If the opposite was true and reading was in terminal decline, a state that has oft been described and predicted, they would be wringing their hands and warning of the end of civilization: "The end of the word is nigh!"
Flat-Earthers warned from the 1970s and '80s that TV was addictive and would make people stupid because they would rather watch the tube than read literature or history - and images rather than words would be the language of the future.
This Flat-Earth attitude returned, like waves to the shore, when computer gaming became popular and txtng became a shrthnd method of communicating.
"How terrible," they would say, and trot out the unchallenged benefits of reading, while adding phones would make spelling obsolete.
For instance, in 2008, The Dumbest Generation was published, calling America's youth stupid because they spend their time social networking, wrapping themselves in a "generational cocoon filled with puerile banter and coarse images".

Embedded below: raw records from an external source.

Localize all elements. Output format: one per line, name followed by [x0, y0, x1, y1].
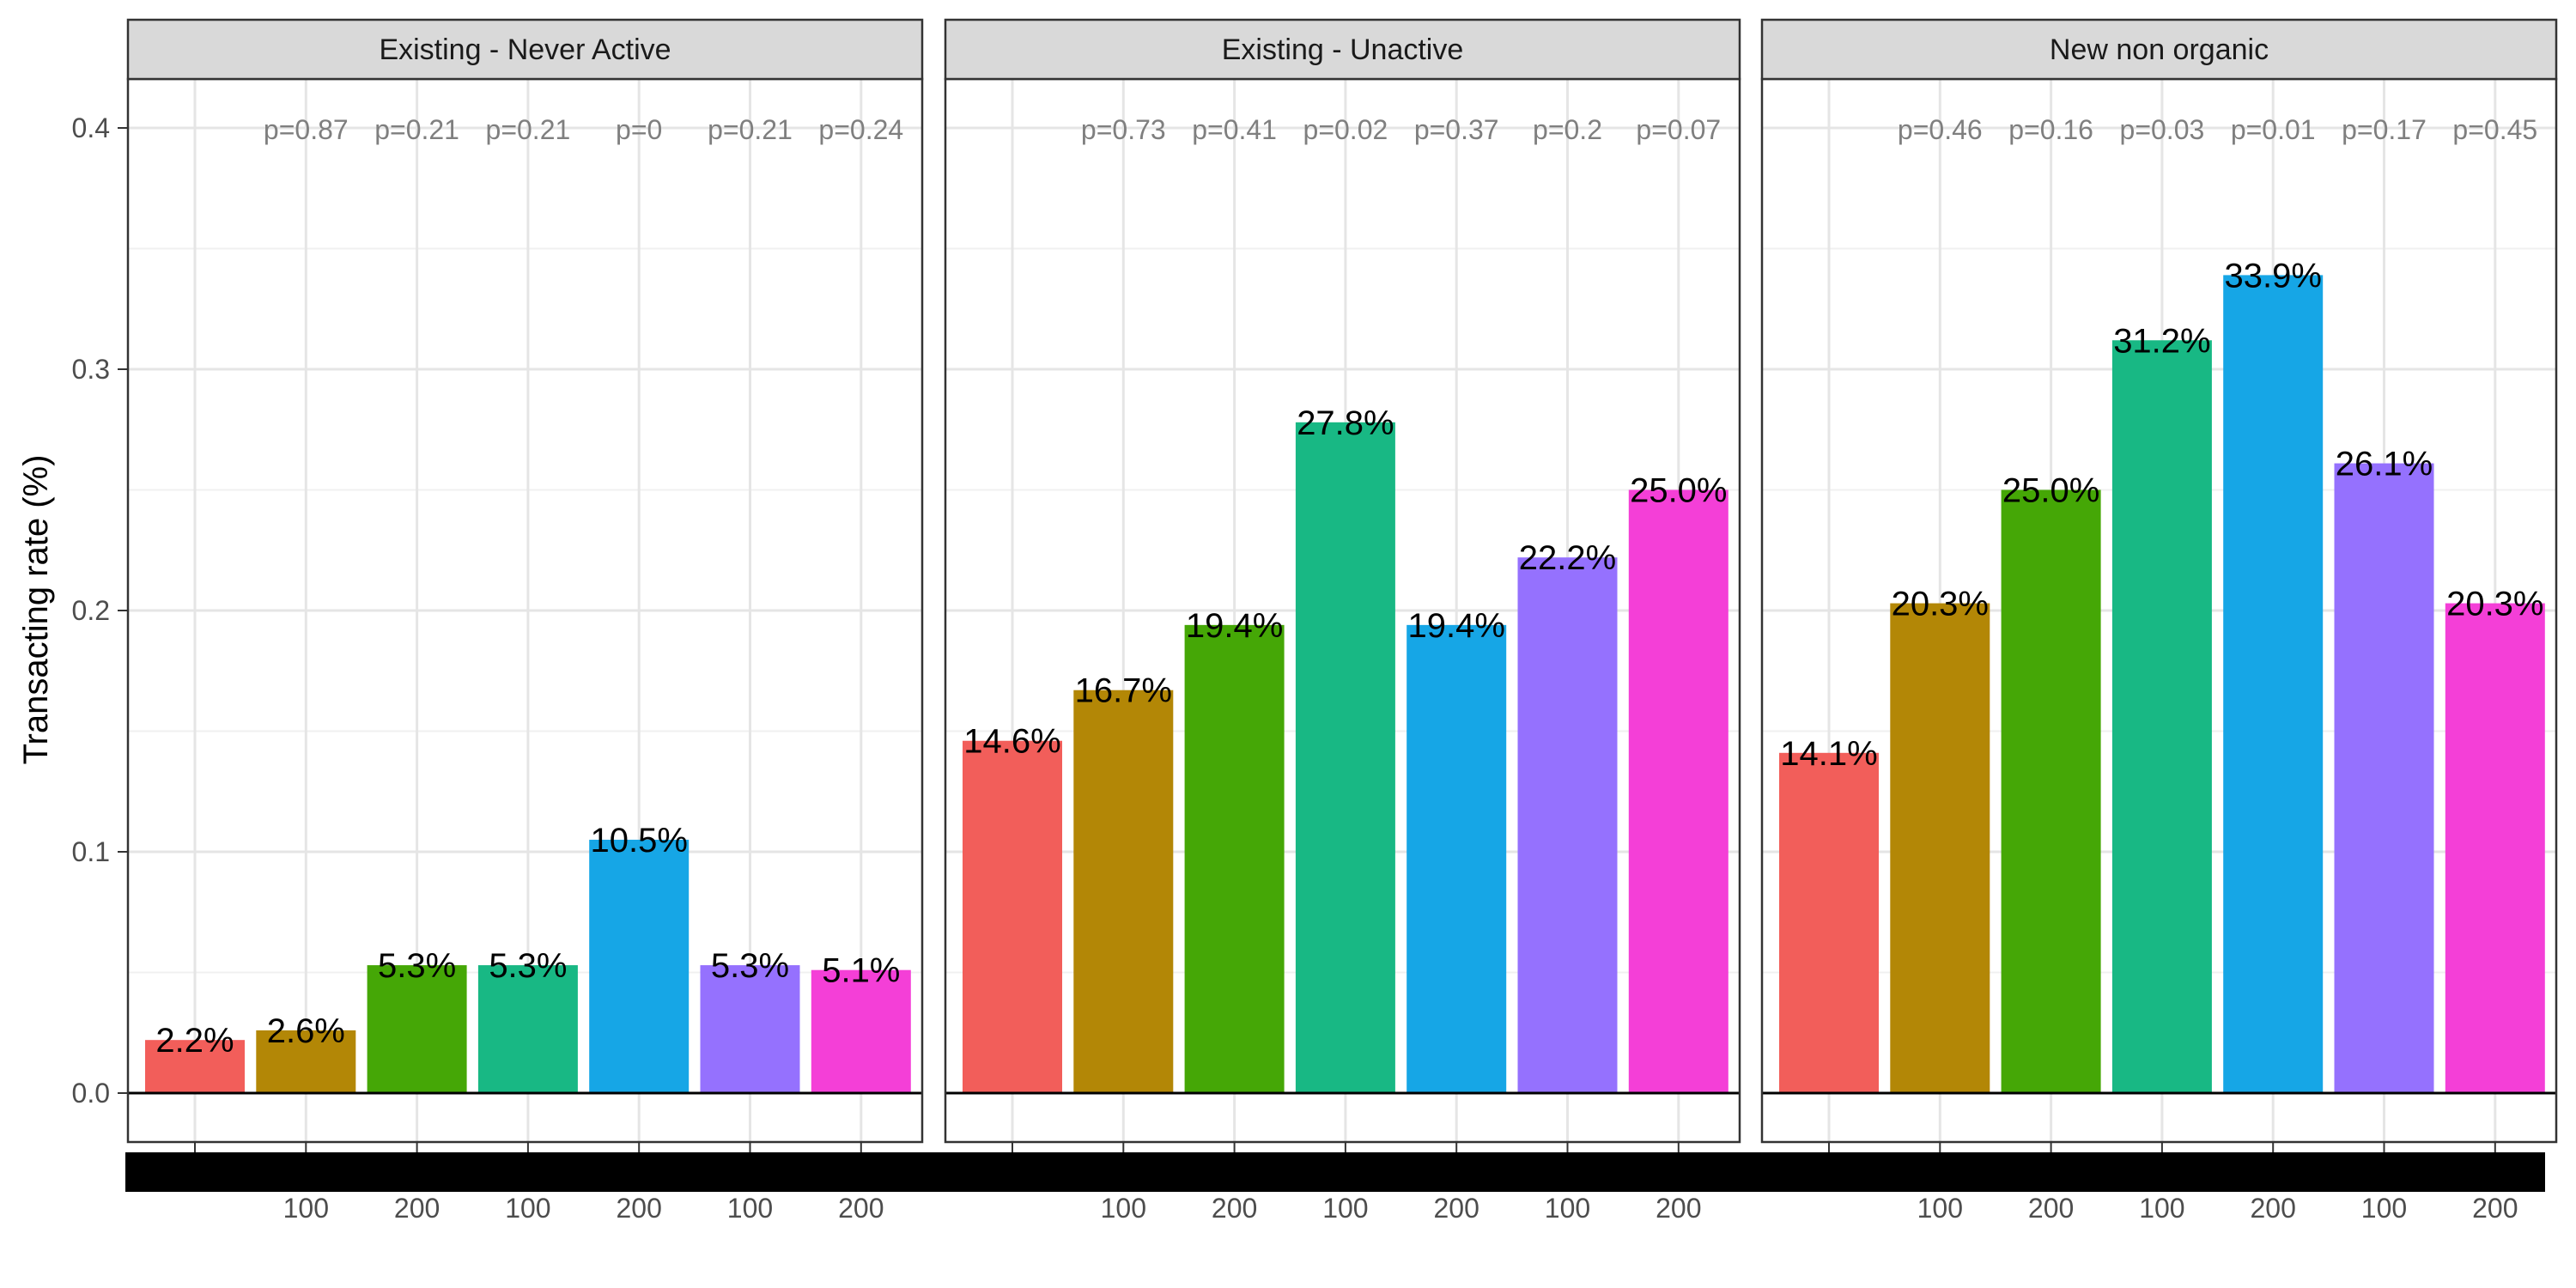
bar-value-label: 20.3%: [2446, 586, 2543, 623]
bar: [256, 1030, 356, 1093]
bar: [1779, 752, 1879, 1093]
x-tick-label: 200: [617, 1193, 662, 1224]
bar-value-label: 2.2%: [155, 1022, 234, 1060]
bar: [589, 839, 690, 1093]
p-value-label: p=0.02: [1303, 114, 1388, 145]
x-tick-label: 200: [2251, 1193, 2296, 1224]
y-tick-label: 0.2: [72, 595, 110, 626]
p-value-label: p=0.24: [818, 114, 903, 145]
x-tick-label: 100: [1917, 1193, 1963, 1224]
bar: [963, 740, 1062, 1093]
x-tick-label: 200: [394, 1193, 440, 1224]
bar-value-label: 26.1%: [2336, 446, 2433, 483]
bar-value-label: 5.3%: [711, 947, 789, 985]
bar-value-label: 16.7%: [1075, 672, 1172, 710]
x-tick-label: 200: [1434, 1193, 1479, 1224]
x-tick-label: 200: [2028, 1193, 2074, 1224]
bar-value-label: 25.0%: [1630, 472, 1727, 510]
p-value-label: p=0.21: [374, 114, 459, 145]
facet-panel: 14.1% 20.3% 25.0% 31.2% 33.9% 26.1% 20.3% p=0.4…: [1760, 18, 2558, 1224]
p-value-label: p=0.37: [1414, 114, 1499, 145]
bar-value-label: 31.2%: [2113, 322, 2210, 360]
facet-strip: [126, 18, 924, 81]
bar: [1073, 690, 1174, 1093]
bar-value-label: 14.6%: [963, 723, 1060, 761]
y-tick-label: 0.4: [72, 112, 110, 143]
bar: [2445, 603, 2545, 1093]
bar-value-label: 14.1%: [1780, 735, 1877, 773]
p-value-label: p=0.41: [1192, 114, 1277, 145]
p-value-label: p=0.03: [2120, 114, 2205, 145]
x-tick-label: 200: [2472, 1193, 2518, 1224]
p-value-label: p=0.73: [1081, 114, 1166, 145]
facet-strip: [1760, 18, 2558, 81]
bar: [477, 965, 578, 1093]
bar-value-label: 33.9%: [2224, 257, 2321, 295]
bar-value-label: 5.1%: [822, 952, 900, 990]
p-value-label: p=0.87: [264, 114, 349, 145]
x-tick-label: 100: [2361, 1193, 2407, 1224]
bar: [1517, 557, 1618, 1093]
x-tick-label: 100: [2139, 1193, 2184, 1224]
bar-value-label: 2.6%: [267, 1012, 345, 1050]
p-value-label: p=0.16: [2008, 114, 2093, 145]
facet-strip: [944, 18, 1741, 81]
bar: [1628, 489, 1728, 1093]
x-tick-label: 100: [727, 1193, 773, 1224]
bar-value-label: 19.4%: [1186, 607, 1283, 645]
y-tick-label: 0.1: [72, 836, 110, 867]
bar-value-label: 10.5%: [590, 822, 687, 860]
bar: [1295, 422, 1395, 1093]
bar-value-label: 19.4%: [1407, 607, 1504, 645]
bar-value-label: 27.8%: [1297, 404, 1394, 442]
bar-value-label: 5.3%: [378, 947, 456, 985]
y-tick-label: 0.3: [72, 354, 110, 385]
x-tick-label: 200: [838, 1193, 884, 1224]
bar: [145, 1040, 245, 1093]
bar: [1890, 603, 1990, 1093]
p-value-label: p=0.45: [2452, 114, 2537, 145]
bar-value-label: 5.3%: [489, 947, 567, 985]
plot-area: 0.0 0.1 0.2 0.3 0.4 2.2% 2.6% 5.3% 5.3% 10.5% 5.3%…: [72, 18, 2558, 1224]
bar: [700, 965, 800, 1093]
p-value-label: p=0.46: [1898, 114, 1983, 145]
bar-value-label: 20.3%: [1892, 586, 1989, 623]
p-value-label: p=0.17: [2342, 114, 2427, 145]
x-axis-band: [125, 1152, 2545, 1192]
x-tick-label: 100: [1101, 1193, 1146, 1224]
p-value-label: p=0.07: [1636, 114, 1721, 145]
bar: [1406, 624, 1507, 1093]
bar: [2111, 340, 2212, 1093]
bar: [1184, 624, 1285, 1093]
p-value-label: p=0.21: [708, 114, 793, 145]
x-tick-label: 100: [283, 1193, 329, 1224]
bar: [2001, 489, 2101, 1093]
bar: [367, 965, 467, 1093]
facet-panel: 2.2% 2.6% 5.3% 5.3% 10.5% 5.3% 5.1% p=0.87 p=0.2…: [126, 18, 924, 1224]
x-tick-label: 100: [1545, 1193, 1590, 1224]
p-value-label: p=0: [616, 114, 662, 145]
p-value-label: p=0.01: [2231, 114, 2316, 145]
bar: [811, 969, 911, 1093]
y-tick-label: 0.0: [72, 1078, 110, 1109]
facet-title: Existing - Unactive: [1222, 33, 1464, 66]
y-axis-title: Transacting rate (%): [17, 455, 55, 765]
facet-title: Existing - Never Active: [379, 33, 671, 66]
x-tick-label: 100: [505, 1193, 550, 1224]
facet-title: New non organic: [2050, 33, 2269, 66]
facet-panel: 14.6% 16.7% 19.4% 27.8% 19.4% 22.2% 25.0% p=0.7…: [944, 18, 1741, 1224]
p-value-label: p=0.2: [1533, 114, 1602, 145]
bar-value-label: 25.0%: [2002, 472, 2099, 510]
bar: [2223, 275, 2324, 1093]
bar-value-label: 22.2%: [1519, 539, 1616, 577]
x-tick-label: 200: [1656, 1193, 1701, 1224]
x-tick-label: 200: [1212, 1193, 1257, 1224]
p-value-label: p=0.21: [486, 114, 571, 145]
bar: [2334, 463, 2434, 1093]
x-tick-label: 100: [1322, 1193, 1368, 1224]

At the same time, educators and legislators in the United States were getting all self-righteous when a National Endowment for the Arts study cooked up a mishmash of figures that appeared to sound the death knell for literary culture.
Subtitled "To Read or Not to Read" (letting us all know where they were coming from), it suggested adults read fewer books and kids do less "non-required" reading.
The thing with these kinds of studies, which claim objectivity, is they frame the debate in their favor, quoting the decline of paper book sales, but not the uptick in e-book sales.
They log the time we spend with a book before turning out the light and going to sleep, rather than monitoring the amount of reading we do online all day, every day. They also preset the idea of what kind of reading has value - think 16th century plays, rather than what X thinks about Y on Sina Weibo. I'm not convinced.
I am reading more books and a greater variety than ever because I always have a book handy. I downloaded Amazon's top 100 books for 2011 onto my phone and the 2012 list will arrive before I get through them all. I always have my phone, ergo, I always read.
With 3G, 4G, boosted bandwidths and the Internet universe expanding at a rate similar to the universe itself, the miracle of reading at all times, everywhere, has happened.
iPads and Kindles have opened a whole new vista for reading, now that screen brightness, reading in direct sunlight and battery life have been sorted out.
Speaking of screens, some people have tried to come up with new words to describe this migration from paper to screens - like screening, or screading - but, actually, this is unnecessary. When people switched from scratching waxed tablets with styluses to writing on paper with pens, we didn't need a new word. But there was an explosion in writing and reading, and I think the same is happening now.
If there was a line showing the number of words an average person read every year over the past 2,000 years it would veer up and off the graph in the past decade or so, in the information age, where reading is king.
There has never ever been more reading. It's like breathing. We don't even know we're doing it.
So lets celebrate, because you know, in the beginning there was the word and now there are more words than ever.